Login into the Tenant Manager, and ensure you have a bucket created.

Then choose S3 and create Endpoint – the endpoint points to your ElasticSearch Instance – the URN but is the difficult part as changes depending on where you ES instance is:

Display name – as it sounds

URN – IP and Port of the ES instance, remembering the config change made above for ES (elasticsearch.yml) for the network.host, as by default ES only allows localhost to connect.

For a local one it would be this:

URN: urn:sgws:es:::domain/storagegrid/objects/metadata

Urn – means it’s local (it would be aws if amazon S3)

Sgws – storagegrid

Es – Specifies ElasticSearch

The 3 ‘:::’ are necessary as the first is a separator, and the second two would be where you would enter region and account-id for aws

Domain – required ‘as is’

Storagegrid – does not matter just needs to be unique

Objects – index name – required

Metadata – type of data – required.

Endpoint created – and you can test connection.

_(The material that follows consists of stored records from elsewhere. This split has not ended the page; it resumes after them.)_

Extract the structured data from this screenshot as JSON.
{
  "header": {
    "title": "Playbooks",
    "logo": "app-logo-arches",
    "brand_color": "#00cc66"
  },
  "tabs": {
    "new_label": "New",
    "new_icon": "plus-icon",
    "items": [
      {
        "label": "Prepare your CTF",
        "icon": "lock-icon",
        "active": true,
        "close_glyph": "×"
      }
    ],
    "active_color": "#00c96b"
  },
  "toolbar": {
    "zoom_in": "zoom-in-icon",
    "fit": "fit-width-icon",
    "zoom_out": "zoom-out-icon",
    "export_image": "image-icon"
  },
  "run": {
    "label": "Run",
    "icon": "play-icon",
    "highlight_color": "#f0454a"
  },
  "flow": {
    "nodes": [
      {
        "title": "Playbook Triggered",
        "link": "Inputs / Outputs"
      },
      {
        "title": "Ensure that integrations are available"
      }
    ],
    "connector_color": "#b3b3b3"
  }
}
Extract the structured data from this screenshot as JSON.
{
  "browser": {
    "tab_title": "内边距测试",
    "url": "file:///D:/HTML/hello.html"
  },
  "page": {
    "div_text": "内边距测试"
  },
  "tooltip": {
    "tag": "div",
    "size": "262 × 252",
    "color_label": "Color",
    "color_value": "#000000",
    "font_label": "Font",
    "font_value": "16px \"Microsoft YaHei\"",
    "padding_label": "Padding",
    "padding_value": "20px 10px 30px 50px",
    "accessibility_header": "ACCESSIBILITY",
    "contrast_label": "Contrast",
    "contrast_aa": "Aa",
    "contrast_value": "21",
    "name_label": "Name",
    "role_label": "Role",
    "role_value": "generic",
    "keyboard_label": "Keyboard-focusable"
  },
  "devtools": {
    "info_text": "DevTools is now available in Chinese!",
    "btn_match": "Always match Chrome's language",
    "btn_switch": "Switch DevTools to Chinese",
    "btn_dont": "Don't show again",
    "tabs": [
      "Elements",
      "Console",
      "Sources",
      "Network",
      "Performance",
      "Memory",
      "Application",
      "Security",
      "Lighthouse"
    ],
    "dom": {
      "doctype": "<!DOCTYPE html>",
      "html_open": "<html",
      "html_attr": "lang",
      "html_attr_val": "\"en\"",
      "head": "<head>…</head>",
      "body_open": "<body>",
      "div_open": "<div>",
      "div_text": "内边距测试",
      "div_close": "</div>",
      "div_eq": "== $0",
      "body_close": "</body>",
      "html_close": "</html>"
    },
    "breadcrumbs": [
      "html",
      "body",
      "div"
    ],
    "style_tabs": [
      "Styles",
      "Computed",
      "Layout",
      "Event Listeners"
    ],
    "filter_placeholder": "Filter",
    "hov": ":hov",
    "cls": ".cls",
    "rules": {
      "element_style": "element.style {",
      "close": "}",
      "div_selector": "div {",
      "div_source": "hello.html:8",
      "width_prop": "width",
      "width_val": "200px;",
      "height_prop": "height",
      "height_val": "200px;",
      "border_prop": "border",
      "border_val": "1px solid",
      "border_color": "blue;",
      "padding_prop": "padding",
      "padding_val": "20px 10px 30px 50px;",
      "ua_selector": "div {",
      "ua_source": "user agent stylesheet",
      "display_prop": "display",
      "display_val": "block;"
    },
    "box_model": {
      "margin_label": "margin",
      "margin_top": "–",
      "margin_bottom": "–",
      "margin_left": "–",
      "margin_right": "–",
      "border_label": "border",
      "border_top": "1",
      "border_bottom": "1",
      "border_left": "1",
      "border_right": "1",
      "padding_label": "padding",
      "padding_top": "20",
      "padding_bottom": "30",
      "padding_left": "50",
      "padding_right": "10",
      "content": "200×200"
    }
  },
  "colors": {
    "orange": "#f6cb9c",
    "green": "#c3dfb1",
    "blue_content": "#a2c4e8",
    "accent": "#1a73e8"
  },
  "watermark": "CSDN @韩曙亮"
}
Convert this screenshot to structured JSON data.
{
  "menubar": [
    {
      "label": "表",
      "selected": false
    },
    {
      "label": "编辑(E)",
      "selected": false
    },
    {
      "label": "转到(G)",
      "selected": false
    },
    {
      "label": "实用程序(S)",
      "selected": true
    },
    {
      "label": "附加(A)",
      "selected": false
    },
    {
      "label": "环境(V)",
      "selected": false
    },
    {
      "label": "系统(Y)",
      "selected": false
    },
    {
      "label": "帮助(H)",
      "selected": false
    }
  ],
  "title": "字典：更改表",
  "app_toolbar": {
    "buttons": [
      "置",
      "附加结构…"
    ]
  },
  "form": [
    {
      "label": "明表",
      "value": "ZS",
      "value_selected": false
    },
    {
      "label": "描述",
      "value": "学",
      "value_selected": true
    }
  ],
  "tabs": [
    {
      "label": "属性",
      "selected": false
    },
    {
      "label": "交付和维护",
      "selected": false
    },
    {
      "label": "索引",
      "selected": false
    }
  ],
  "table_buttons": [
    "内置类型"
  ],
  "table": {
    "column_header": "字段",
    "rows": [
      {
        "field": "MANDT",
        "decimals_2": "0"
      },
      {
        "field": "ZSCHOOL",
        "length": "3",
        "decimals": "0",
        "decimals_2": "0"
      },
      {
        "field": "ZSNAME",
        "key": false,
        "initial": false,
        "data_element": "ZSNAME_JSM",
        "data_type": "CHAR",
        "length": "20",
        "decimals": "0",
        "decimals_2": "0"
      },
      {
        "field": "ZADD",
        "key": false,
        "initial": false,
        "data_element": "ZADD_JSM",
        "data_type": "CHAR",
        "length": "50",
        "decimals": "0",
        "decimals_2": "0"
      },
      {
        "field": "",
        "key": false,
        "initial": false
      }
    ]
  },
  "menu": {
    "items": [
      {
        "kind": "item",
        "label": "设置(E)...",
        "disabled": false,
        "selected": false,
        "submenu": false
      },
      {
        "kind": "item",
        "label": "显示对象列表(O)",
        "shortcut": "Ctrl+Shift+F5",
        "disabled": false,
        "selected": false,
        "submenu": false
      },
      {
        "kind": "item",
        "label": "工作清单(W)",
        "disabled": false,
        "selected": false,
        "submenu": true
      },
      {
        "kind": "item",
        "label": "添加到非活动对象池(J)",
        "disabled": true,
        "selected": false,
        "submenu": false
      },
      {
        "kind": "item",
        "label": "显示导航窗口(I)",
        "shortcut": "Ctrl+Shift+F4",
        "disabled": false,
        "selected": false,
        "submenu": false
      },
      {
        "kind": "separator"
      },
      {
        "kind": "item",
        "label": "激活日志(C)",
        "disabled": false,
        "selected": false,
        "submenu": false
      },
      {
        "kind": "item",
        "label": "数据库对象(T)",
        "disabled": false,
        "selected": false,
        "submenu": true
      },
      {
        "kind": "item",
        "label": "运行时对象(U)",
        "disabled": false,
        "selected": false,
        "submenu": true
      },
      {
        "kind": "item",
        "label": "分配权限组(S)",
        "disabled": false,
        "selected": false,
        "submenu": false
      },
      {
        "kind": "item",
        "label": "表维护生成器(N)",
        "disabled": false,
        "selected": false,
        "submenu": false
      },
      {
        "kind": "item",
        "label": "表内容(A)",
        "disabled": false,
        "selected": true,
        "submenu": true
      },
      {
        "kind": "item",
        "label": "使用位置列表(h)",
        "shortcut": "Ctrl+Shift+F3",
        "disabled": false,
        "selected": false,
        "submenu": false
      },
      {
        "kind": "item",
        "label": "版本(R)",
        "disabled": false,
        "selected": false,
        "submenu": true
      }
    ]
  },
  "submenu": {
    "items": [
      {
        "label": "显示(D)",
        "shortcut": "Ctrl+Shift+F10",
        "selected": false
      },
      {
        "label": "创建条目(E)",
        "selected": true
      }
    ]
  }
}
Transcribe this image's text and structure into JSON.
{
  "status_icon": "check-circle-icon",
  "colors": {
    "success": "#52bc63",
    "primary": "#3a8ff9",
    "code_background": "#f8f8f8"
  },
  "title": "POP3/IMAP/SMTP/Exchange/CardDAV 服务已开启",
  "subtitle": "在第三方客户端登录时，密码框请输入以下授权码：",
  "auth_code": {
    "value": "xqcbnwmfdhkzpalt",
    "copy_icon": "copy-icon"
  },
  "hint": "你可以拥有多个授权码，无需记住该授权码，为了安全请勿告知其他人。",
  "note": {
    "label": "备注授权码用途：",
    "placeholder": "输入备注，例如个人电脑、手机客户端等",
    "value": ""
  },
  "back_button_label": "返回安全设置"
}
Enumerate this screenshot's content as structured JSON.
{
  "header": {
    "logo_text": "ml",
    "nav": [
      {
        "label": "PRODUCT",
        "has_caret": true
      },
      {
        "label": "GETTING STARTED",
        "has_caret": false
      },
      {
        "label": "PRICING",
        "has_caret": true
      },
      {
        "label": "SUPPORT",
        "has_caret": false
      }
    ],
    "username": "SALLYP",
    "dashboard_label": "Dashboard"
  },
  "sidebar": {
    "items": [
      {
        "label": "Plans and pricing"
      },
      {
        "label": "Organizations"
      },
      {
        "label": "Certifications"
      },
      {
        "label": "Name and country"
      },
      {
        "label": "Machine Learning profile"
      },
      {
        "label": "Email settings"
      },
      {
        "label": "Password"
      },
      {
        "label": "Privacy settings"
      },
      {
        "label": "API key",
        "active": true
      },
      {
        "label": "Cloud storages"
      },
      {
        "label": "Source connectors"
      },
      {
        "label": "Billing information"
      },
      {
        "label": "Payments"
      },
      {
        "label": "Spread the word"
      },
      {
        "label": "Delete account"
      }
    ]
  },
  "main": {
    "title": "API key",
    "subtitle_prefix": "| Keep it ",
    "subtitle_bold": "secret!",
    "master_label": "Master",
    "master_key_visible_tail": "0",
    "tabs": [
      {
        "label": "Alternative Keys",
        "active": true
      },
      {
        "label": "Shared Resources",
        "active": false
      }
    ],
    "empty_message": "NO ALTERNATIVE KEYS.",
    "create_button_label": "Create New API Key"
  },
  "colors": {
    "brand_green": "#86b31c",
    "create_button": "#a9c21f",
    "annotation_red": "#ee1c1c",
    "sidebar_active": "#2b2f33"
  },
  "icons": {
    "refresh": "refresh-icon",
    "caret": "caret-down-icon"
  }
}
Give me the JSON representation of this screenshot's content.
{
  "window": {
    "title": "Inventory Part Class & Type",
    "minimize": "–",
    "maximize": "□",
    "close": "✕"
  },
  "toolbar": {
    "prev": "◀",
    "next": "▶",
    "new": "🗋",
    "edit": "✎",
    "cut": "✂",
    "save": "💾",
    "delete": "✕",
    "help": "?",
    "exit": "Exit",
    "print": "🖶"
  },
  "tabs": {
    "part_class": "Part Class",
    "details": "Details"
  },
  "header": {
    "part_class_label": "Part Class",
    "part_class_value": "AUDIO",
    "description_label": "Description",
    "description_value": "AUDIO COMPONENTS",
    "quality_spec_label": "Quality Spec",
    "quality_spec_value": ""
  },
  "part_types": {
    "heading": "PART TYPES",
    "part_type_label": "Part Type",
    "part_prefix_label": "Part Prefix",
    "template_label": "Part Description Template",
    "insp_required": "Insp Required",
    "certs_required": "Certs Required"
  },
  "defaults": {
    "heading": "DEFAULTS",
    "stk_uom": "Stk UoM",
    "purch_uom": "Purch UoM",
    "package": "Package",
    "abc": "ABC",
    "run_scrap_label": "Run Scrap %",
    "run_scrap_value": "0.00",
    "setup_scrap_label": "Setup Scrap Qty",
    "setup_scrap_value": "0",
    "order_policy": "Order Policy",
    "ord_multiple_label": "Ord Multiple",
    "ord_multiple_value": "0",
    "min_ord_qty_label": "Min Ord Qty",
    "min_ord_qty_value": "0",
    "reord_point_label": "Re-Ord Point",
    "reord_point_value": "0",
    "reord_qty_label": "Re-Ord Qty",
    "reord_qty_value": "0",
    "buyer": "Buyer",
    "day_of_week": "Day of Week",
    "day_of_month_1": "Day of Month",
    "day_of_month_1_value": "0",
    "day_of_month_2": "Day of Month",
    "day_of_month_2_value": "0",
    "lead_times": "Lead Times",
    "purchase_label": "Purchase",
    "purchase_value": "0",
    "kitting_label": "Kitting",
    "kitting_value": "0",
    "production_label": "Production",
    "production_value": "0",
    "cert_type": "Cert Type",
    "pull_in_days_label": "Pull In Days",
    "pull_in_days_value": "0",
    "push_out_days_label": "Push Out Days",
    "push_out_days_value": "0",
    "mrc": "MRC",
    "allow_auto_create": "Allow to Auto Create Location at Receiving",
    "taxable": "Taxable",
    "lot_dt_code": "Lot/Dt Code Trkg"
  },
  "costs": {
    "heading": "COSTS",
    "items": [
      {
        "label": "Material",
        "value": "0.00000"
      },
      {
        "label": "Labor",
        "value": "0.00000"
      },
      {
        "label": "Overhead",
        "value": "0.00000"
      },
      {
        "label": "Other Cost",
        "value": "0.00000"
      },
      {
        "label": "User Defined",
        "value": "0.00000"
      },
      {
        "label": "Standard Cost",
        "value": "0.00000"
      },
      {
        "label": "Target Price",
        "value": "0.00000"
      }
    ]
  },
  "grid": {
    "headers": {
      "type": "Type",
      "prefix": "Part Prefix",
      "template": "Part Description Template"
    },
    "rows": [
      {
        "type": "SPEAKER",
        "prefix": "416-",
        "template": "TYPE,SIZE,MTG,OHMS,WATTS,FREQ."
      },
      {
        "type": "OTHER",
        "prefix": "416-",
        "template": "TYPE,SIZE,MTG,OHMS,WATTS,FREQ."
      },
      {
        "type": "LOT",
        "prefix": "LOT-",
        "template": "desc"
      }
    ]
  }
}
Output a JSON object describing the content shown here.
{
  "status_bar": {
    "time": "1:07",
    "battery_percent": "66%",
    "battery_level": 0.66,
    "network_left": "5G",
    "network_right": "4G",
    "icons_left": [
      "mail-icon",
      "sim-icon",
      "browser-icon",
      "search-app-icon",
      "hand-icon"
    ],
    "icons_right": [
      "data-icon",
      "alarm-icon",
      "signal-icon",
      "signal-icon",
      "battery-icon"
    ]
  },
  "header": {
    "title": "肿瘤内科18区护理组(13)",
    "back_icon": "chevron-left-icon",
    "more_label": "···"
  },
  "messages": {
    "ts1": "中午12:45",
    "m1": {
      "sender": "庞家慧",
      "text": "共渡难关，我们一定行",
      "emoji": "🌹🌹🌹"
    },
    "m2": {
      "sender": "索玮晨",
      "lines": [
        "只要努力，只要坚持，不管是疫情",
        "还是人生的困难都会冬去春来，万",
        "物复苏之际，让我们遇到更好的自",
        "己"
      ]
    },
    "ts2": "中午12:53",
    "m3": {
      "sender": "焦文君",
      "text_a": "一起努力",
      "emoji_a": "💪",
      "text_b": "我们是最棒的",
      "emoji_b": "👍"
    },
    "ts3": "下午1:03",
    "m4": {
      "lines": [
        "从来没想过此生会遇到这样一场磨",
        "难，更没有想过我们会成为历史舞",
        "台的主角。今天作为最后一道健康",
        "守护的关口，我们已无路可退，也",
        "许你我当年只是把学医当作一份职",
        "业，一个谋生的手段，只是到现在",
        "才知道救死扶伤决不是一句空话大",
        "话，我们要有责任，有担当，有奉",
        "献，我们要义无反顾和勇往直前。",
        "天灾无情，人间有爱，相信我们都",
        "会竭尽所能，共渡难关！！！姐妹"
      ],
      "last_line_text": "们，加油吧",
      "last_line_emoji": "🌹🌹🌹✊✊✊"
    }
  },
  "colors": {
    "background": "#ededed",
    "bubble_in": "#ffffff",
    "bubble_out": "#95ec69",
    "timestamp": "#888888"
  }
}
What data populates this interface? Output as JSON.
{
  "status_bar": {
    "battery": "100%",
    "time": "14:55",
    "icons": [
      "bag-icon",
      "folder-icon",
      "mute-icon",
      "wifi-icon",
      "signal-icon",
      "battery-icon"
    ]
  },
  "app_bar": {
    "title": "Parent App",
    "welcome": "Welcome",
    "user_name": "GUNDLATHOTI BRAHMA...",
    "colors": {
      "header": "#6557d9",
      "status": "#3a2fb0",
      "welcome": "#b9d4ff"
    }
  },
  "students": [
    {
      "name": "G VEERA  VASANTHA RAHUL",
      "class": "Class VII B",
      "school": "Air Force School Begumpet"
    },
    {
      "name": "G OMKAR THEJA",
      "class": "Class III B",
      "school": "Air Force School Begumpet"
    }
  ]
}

Now goto buckets, and add suitable XML to start pushing data out to ES.

Buckets, and configure search integration:

Example shown below:

ID – rule name

Status – Enabled or Disabled

Prefix – what object match – choose * for everything.

Destination – URN from endpoint configuration (remember the correct number of ‘:’)

<MetadataNotificationConfiguration>

    <Rule>

        <ID>Rule-1</ID>

        <Status>Enabled</Status>

        <Prefix></Prefix>

        <Destination>

            <Urn>urn:sgws:es:::domain/storagegrid/objects/metadata</Urn>

        </Destination>

    </Rule>

</MetadataNotificationConfiguration>

Note – you can have multiple rules so data with one prefix is sent to one ES instance, and data with a different prefix is sent somewhere else, remember the ID must be different.